Description
Enhancement description
The present implementation of df.duplicated()
(and hence df.drop_duplicates()
) only has two options for users that wish to keep exactly one from each set of duplicates ('first'
and 'last'
). In some use cases, if the data is already ordered in some way, these options can potentially introduce bias. It would be useful to have an option that allows for the duplicate selected to be randomly (but also deterministically) chosen.
Details
In our use case, we are able to produce the desired result by other means: we wish to remove all-but-one events with a duplicate in the 'eventNumber' column, so we introduce an additional 'random number' column using pd.utils.hash_pandas_object(df, index=False)
. We then sort the dataframe by this column, apply df.drop_duplicates()
using either keep='first' or keep='last', and then sort by index again (thanks to @chrisburr for this solution).

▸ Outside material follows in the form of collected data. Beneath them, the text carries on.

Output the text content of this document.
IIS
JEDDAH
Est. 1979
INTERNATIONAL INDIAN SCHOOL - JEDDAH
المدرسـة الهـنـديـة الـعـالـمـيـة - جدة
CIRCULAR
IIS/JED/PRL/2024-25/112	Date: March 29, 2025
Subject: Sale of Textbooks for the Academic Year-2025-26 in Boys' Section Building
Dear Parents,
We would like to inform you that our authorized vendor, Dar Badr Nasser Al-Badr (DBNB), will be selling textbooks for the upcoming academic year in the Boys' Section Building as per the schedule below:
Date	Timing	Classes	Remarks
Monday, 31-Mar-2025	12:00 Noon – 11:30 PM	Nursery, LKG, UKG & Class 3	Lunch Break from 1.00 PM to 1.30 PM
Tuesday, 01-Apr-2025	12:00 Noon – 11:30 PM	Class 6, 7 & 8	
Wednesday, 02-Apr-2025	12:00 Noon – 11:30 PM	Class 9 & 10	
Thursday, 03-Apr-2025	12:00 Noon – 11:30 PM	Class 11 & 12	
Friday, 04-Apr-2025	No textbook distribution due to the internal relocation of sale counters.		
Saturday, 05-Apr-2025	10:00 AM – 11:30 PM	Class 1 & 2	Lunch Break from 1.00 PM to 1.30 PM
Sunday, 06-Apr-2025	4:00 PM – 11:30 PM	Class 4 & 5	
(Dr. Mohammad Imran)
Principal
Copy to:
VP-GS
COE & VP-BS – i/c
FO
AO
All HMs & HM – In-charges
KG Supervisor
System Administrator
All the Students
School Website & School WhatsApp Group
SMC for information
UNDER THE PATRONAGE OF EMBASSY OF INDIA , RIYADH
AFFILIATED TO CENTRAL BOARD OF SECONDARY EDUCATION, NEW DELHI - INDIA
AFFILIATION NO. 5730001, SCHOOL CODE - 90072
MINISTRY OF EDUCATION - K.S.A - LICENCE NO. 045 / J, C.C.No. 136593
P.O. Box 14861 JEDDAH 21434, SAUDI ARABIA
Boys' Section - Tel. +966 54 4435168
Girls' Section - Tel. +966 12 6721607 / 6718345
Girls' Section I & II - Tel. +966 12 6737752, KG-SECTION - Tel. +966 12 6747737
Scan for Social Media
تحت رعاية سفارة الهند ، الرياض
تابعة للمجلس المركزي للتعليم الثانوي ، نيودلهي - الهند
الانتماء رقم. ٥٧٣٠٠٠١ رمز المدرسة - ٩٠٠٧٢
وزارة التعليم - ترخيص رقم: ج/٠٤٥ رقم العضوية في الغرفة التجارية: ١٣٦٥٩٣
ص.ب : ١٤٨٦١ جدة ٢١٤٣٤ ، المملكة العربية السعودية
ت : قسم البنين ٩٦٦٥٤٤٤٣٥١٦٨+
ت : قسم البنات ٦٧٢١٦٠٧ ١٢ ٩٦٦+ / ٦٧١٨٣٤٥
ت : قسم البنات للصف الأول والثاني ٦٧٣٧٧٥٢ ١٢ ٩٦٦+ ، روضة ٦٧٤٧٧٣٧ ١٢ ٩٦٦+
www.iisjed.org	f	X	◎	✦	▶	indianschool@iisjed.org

By using a hash instead of a standard RNG, the numbers used in the sorting are deterministic & repeatable. It also remains stable when entries are added/removed but the rest are not modified, which is desirable not not necessarily required. But this method requires the hash having knowledge of another subset of the columns in which there are no duplicates, and so would require the underlying functions (the duplicated_{{dtype}}
functions in pandas/_libs/hashtable_func_helper.pxi.in
) to receive an additional argument.